I don’t want to call it a “5 year plan” or anything like that. Giving it a time frame just sets it up for some negativity. But that is besides the point.
I have been doing a lot of thinking lately about whats ahead of me. I have never been one for staying put too long. Even in my childhood home, we played musical bedrooms or I was constantly re-arranging. New places seem to inspire and excite me. Do not get me wrong, I absolutely love what I do and who I work with! But I feel down the line I will need a change.
I have always had a dream to either live a year or so on the road and/or on a house boat (traveling). I think it is time to set that plan into motion. I know its not going to be for awhile, but I know its something I feel passionately about. Not to the point that I have expressed it to many people, but that it has always been in the back of my mind. Reading blogs and watching videos of people who have taken the plunge are just getting me inspired!
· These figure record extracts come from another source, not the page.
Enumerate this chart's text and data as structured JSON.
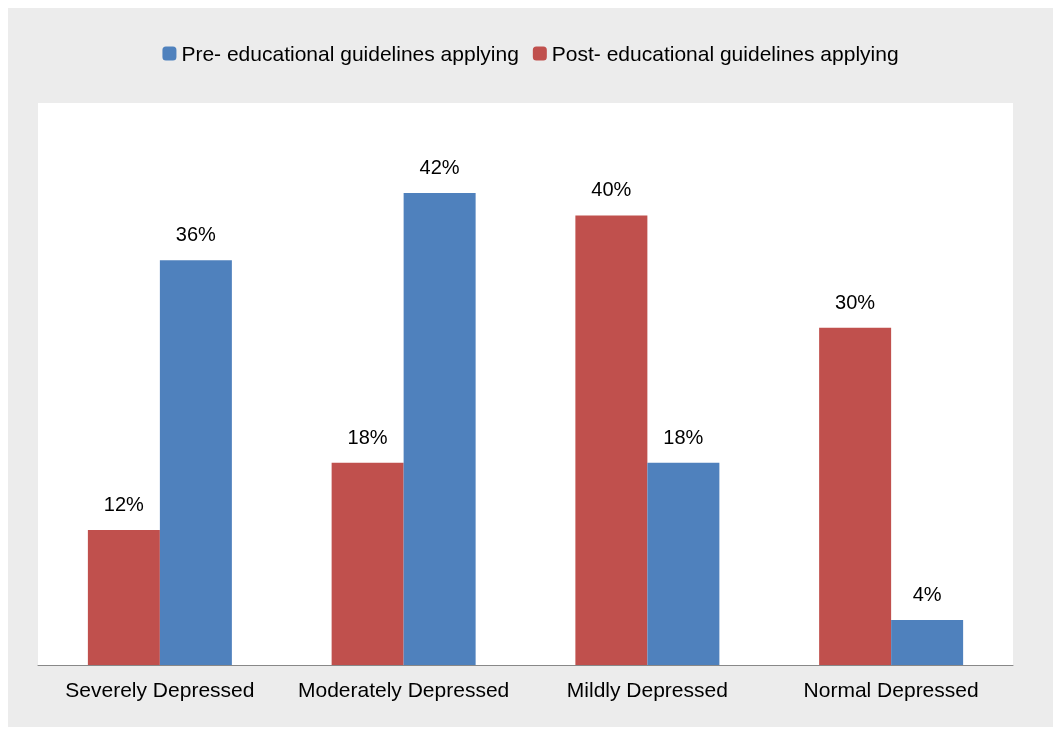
{
  "chart_data": {
    "type": "bar",
    "categories": [
      "Severely Depressed",
      "Moderately Depressed",
      "Mildly Depressed",
      "Normal Depressed"
    ],
    "series": [
      {
        "name": "Post- educational guidelines applying",
        "color": "#c0504d",
        "values": [
          12,
          18,
          40,
          30
        ],
        "value_labels": [
          "12%",
          "18%",
          "40%",
          "30%"
        ]
      },
      {
        "name": "Pre- educational guidelines applying",
        "color": "#4f81bd",
        "values": [
          36,
          42,
          18,
          4
        ],
        "value_labels": [
          "36%",
          "42%",
          "18%",
          "4%"
        ]
      }
    ],
    "legend": "top"
  }
}
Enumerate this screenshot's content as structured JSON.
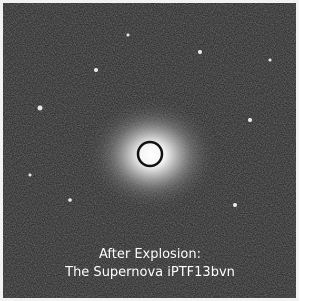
{
  "caption": {
    "line1": "After Explosion:",
    "line2": "The Supernova iPTF13bvn"
  }
}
There are going to be some obstacles of course as with any move or change in direction on one’s life path.
First of all. ME! If you know me, I am not so great with strangers and getting out there and so on… Social anxiety would be the proper term for this. I feel I have come a long way from where I was, but I know that might stop me here or there. I have time to work on this. And at a certain point, necessity could take over and take care of that for me.
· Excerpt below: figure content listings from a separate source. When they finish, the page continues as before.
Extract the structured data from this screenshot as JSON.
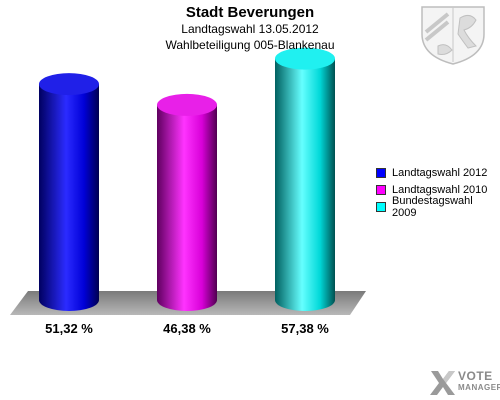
{
  "header": {
    "title": "Stadt Beverungen",
    "subtitle": "Landtagswahl 13.05.2012",
    "subtitle2": "Wahlbeteiligung 005-Blankenau"
  },
  "chart_data": {
    "type": "bar",
    "title": "Stadt Beverungen",
    "categories": [
      "Landtagswahl 2012",
      "Landtagswahl 2010",
      "Bundestagswahl 2009"
    ],
    "values": [
      51.32,
      46.38,
      57.38
    ],
    "value_labels": [
      "51,32 %",
      "46,38 %",
      "57,38 %"
    ],
    "colors": [
      "#0000ff",
      "#ff00ff",
      "#00ffff"
    ],
    "ylim": [
      0,
      63
    ],
    "grid": false,
    "legend_position": "right"
  },
  "legend": {
    "items": [
      {
        "label": "Landtagswahl 2012",
        "color": "#0000ff"
      },
      {
        "label": "Landtagswahl 2010",
        "color": "#ff00ff"
      },
      {
        "label": "Bundestagswahl 2009",
        "color": "#00ffff"
      }
    ]
  },
  "brand": {
    "line1": "VOTE",
    "line2": "MANAGER",
    "icon": "vote-manager-logo"
  },
  "crest": {
    "icon": "coat-of-arms-icon"
  }
}
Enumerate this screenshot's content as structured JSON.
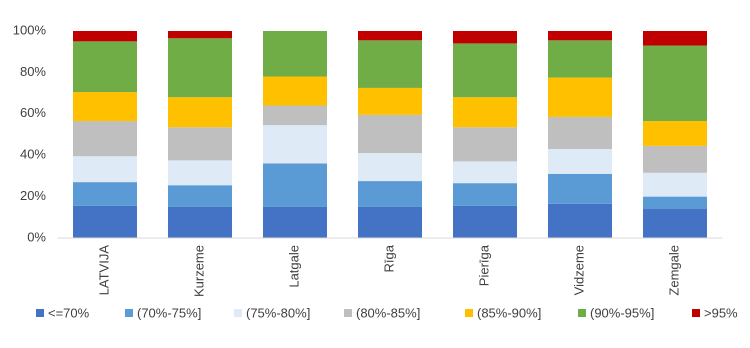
{
  "chart_data": {
    "type": "stacked_bar",
    "categories": [
      "LATVIJA",
      "Kurzeme",
      "Latgale",
      "Rīga",
      "Pierīga",
      "Vidzeme",
      "Zemgale"
    ],
    "series": [
      {
        "name": "<=70%",
        "color": "#4472c4",
        "values": [
          15.5,
          15,
          15,
          15,
          15.5,
          16.5,
          14
        ]
      },
      {
        "name": "(70%-75%]",
        "color": "#5b9bd5",
        "values": [
          11.5,
          10.5,
          21,
          12.5,
          11,
          14.5,
          6
        ]
      },
      {
        "name": "(75%-80%]",
        "color": "#deebf7",
        "values": [
          12.5,
          12,
          18.5,
          13.5,
          10.5,
          12,
          11.5
        ]
      },
      {
        "name": "(80%-85%]",
        "color": "#bfbfbf",
        "values": [
          17,
          16,
          9.5,
          18.5,
          16.5,
          15.5,
          13
        ]
      },
      {
        "name": "(85%-90%]",
        "color": "#ffc000",
        "values": [
          14,
          14.5,
          14,
          13,
          14.5,
          19,
          12
        ]
      },
      {
        "name": "(90%-95%]",
        "color": "#70ad47",
        "values": [
          24.5,
          28.5,
          22,
          23,
          26,
          18,
          36.5
        ]
      },
      {
        "name": ">95%",
        "color": "#c00000",
        "values": [
          5,
          3.5,
          0,
          4.5,
          6,
          4.5,
          7
        ]
      }
    ],
    "ylim": [
      0,
      100
    ],
    "yticks": [
      {
        "value": 0,
        "label": "0%"
      },
      {
        "value": 20,
        "label": "20%"
      },
      {
        "value": 40,
        "label": "40%"
      },
      {
        "value": 60,
        "label": "60%"
      },
      {
        "value": 80,
        "label": "80%"
      },
      {
        "value": 100,
        "label": "100%"
      }
    ],
    "legend": "bottom"
  }
}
Second. BILLS! frickin student loans. and other things that could pop up here or there. But. again, its a long term goal and it will be worked towards. I would have at least a loose game plan for income. Hopefully a small cushion. Worse comes to worse, its an extended vacation and I can always check back into the real world if needed. Although, I don’t want to say it quite like that, as that journey has potential to be more real that anything I have experienced yet. Living on the road has potential to help me save (depending on other factors as well ..) also.
Third. Deciding and Purchasing a set up. I would need a vehicle that has towing capabilities and a trailer. Or a Camper Van or whatever other options there could be. But I just need room for me and maybe a guest if I have any friends tag along. This section has a whole lot of research that needs to be done. Insurance, mechanical, licensing, ability to maneuver on my own. I feel as though maybe before THAT decision, I could take a couple months or a very short trip with just my fuel efficient car and a tent to get a feel for “the road”. But, I still want my car to have SOME trade in value. Or maybe I can just run it to the ground. We shall see. Thats a few years out yet.
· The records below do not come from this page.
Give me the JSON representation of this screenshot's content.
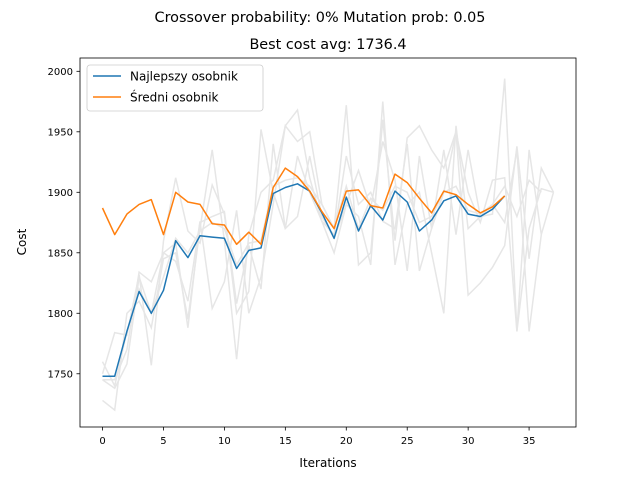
{
  "chart_data": {
    "type": "line",
    "suptitle": "Crossover probability: 0% Mutation prob: 0.05",
    "title": "Best cost avg: 1736.4",
    "xlabel": "Iterations",
    "ylabel": "Cost",
    "xlim": [
      -1.85,
      38.85
    ],
    "ylim": [
      1706,
      2011
    ],
    "xticks": [
      0,
      5,
      10,
      15,
      20,
      25,
      30,
      35
    ],
    "yticks": [
      1750,
      1800,
      1850,
      1900,
      1950,
      2000
    ],
    "grid": false,
    "legend": {
      "position": "top-left"
    },
    "series": [
      {
        "name": "Najlepszy osobnik",
        "color": "#1f77b4",
        "x": [
          0,
          1,
          2,
          3,
          4,
          5,
          6,
          7,
          8,
          9,
          10,
          11,
          12,
          13,
          14,
          15,
          16,
          17,
          18,
          19,
          20,
          21,
          22,
          23,
          24,
          25,
          26,
          27,
          28,
          29,
          30,
          31,
          32,
          33
        ],
        "values": [
          1748,
          1748,
          1785,
          1818,
          1800,
          1819,
          1860,
          1846,
          1864,
          1863,
          1862,
          1837,
          1852,
          1854,
          1899,
          1904,
          1907,
          1901,
          1883,
          1862,
          1896,
          1868,
          1889,
          1877,
          1901,
          1892,
          1868,
          1877,
          1893,
          1897,
          1882,
          1880,
          1886,
          1897
        ]
      },
      {
        "name": "Średni osobnik",
        "color": "#ff7f0e",
        "x": [
          0,
          1,
          2,
          3,
          4,
          5,
          6,
          7,
          8,
          9,
          10,
          11,
          12,
          13,
          14,
          15,
          16,
          17,
          18,
          19,
          20,
          21,
          22,
          23,
          24,
          25,
          26,
          27,
          28,
          29,
          30,
          31,
          32,
          33
        ],
        "values": [
          1887,
          1865,
          1882,
          1890,
          1894,
          1865,
          1900,
          1892,
          1890,
          1874,
          1873,
          1857,
          1867,
          1857,
          1904,
          1920,
          1913,
          1901,
          1884,
          1870,
          1901,
          1902,
          1889,
          1887,
          1915,
          1908,
          1895,
          1883,
          1901,
          1898,
          1890,
          1883,
          1888,
          1897
        ]
      }
    ],
    "background_runs": {
      "color": "#e6e6e6",
      "lines": [
        {
          "x": [
            0,
            1,
            2,
            3,
            4,
            5,
            6,
            7,
            8,
            9,
            10,
            11,
            12,
            13,
            14,
            15,
            16,
            17,
            18,
            19,
            20,
            21,
            22,
            23,
            24,
            25,
            26,
            27,
            28,
            29,
            30,
            31,
            32,
            33,
            34,
            35,
            36
          ],
          "values": [
            1760,
            1740,
            1785,
            1820,
            1800,
            1830,
            1862,
            1850,
            1868,
            1875,
            1870,
            1840,
            1858,
            1860,
            1905,
            1910,
            1912,
            1905,
            1890,
            1870,
            1905,
            1870,
            1895,
            1885,
            1905,
            1900,
            1875,
            1880,
            1900,
            1905,
            1885,
            1882,
            1890,
            1905,
            1880,
            1910,
            1900
          ]
        },
        {
          "x": [
            0,
            1,
            2,
            3,
            4,
            5,
            6,
            7,
            8,
            9,
            10,
            11,
            12,
            13,
            14,
            15,
            16,
            17,
            18,
            19,
            20,
            21,
            22,
            23,
            24,
            25,
            26,
            27,
            28,
            29,
            30,
            31,
            32,
            33,
            34,
            35,
            36
          ],
          "values": [
            1728,
            1720,
            1800,
            1810,
            1788,
            1845,
            1850,
            1795,
            1870,
            1935,
            1860,
            1762,
            1865,
            1900,
            1910,
            1955,
            1968,
            1912,
            1876,
            1865,
            1930,
            1890,
            1900,
            1876,
            1870,
            1940,
            1835,
            1870,
            1935,
            1865,
            1935,
            1880,
            1882,
            1994,
            1785,
            1935,
            1865
          ]
        },
        {
          "x": [
            0,
            1,
            2,
            3,
            4,
            5,
            6,
            7,
            8,
            9,
            10,
            11,
            12,
            13,
            14,
            15,
            16,
            17,
            18,
            19,
            20,
            21,
            22,
            23,
            24,
            25,
            26,
            27,
            28,
            29,
            30,
            31,
            32,
            33,
            34,
            35,
            36,
            37
          ],
          "values": [
            1745,
            1745,
            1770,
            1834,
            1826,
            1850,
            1843,
            1810,
            1876,
            1804,
            1826,
            1885,
            1800,
            1830,
            1890,
            1955,
            1942,
            1950,
            1890,
            1870,
            1972,
            1840,
            1850,
            1960,
            1860,
            1945,
            1955,
            1935,
            1920,
            1950,
            1815,
            1825,
            1838,
            1856,
            1938,
            1845,
            1920,
            1900
          ]
        },
        {
          "x": [
            0,
            1,
            2,
            3,
            4,
            5,
            6,
            7,
            8,
            9,
            10,
            11,
            12,
            13,
            14,
            15,
            16,
            17,
            18,
            19,
            20,
            21,
            22,
            23,
            24,
            25,
            26,
            27,
            28,
            29,
            30,
            31,
            32,
            33,
            34,
            35,
            36,
            37
          ],
          "values": [
            1750,
            1784,
            1782,
            1832,
            1757,
            1860,
            1912,
            1868,
            1858,
            1906,
            1882,
            1800,
            1818,
            1952,
            1900,
            1870,
            1930,
            1900,
            1876,
            1850,
            1890,
            1918,
            1887,
            1942,
            1910,
            1835,
            1930,
            1870,
            1900,
            1950,
            1900,
            1875,
            1910,
            1912,
            1785,
            1870,
            1903,
            1900
          ]
        },
        {
          "x": [
            0,
            1,
            2,
            3,
            4,
            5,
            6,
            7,
            8,
            9,
            10,
            11,
            12,
            13,
            14,
            15,
            16,
            17,
            18,
            19,
            20,
            21,
            22,
            23,
            24,
            25,
            26,
            27,
            28,
            29,
            30,
            31,
            32,
            33,
            34,
            35,
            36,
            37
          ],
          "values": [
            1745,
            1738,
            1758,
            1830,
            1800,
            1850,
            1858,
            1788,
            1875,
            1880,
            1884,
            1808,
            1856,
            1820,
            1940,
            1870,
            1880,
            1930,
            1880,
            1862,
            1890,
            1880,
            1840,
            1975,
            1840,
            1890,
            1900,
            1850,
            1800,
            1955,
            1870,
            1880,
            1890,
            1875,
            1935,
            1785,
            1865,
            1900
          ]
        }
      ]
    }
  }
}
Fourth. Safety. This is a big one. Especially if I am out on my own. I feel a few self defense courses and looking into firearm/weapon/mace laws are high on the list since I am a single female by myself. Or a pet. Maybe a big dog, although I am not much of a pet person
Fifth. Connectivity with the world. I want to be able to do my photography (in whatever form) so I would need to look into a portable set up and figure out phone/internet/gps etc.
Sixth. STUFF. I has a lot. I am preparing myself to start the process of cutting down on the possessions that I have. After moving, I know there are things I have not seen or thought about in a year, and that should help.
So… those are the big things that need to be faced in the time leading up to this journey. I am in no huge rush to get to the departure point, but the sooner I start, the closer it will be!
Then comes the fun part. Planning (or not planning!) the adventure. Where to go, who to visit, what to do, who’s coming with me etc… On my short (but growing list…) of things that I want to do: Visit the girls that I grew up with for a bit in Virginia (wherever they may be now..). I would love to visit every continental state and if possible, the other ones as well. I would like it to be a photography ‘challenge’ as well. Like, a collection of “Welcome to STATE” road signs or something. I would love to work on a flower farm. I would love to work or volunteer for a theatre company somewhere. I would like to hit up a couple festivals. Burning Man comes to mind. I would like to volunteer for places that are hit with tornadoes or hurricanes, physically doing *work* or after sticks and mortar are put back together, I could donate family portraits. I would love to visit some of our country’s visually stunning landmarks. Redwood Forest. A volcano. The Desert.
I feel like I am pretty set in the idea that I want to do this. Baring only extreme financial difficulties getting this going, the only other thing that could keep me from this is a relationship or having kids. Which… really doesn’t look like that’s in the cards anytime soon and if its not soon, then its not at all. Even then… that might not stop me. Who knows. For now, that is the game plan. It might take doing this, to get to that ‘milestone’ in my life. Either way, I am not worried.
I have no intention of making this a permanent gig, unless it really is THAT amazing. Which it totally could be. I want to think of it as Traveling and experiencing everything I can, while I can (otherwise known as LIVING!) and potentially window shopping for a permanent setup for down the line. I don’t know if I want to stay in the Midwest forever. Yes, being close to friends and family is great but I am still talking waaaaay down the line. So, don’t get upset about it yet. I still love you all!
And so … concludes the first installment of what I hope to be a great adventure.
Thanks for taking the time to read! Please share your thoughts!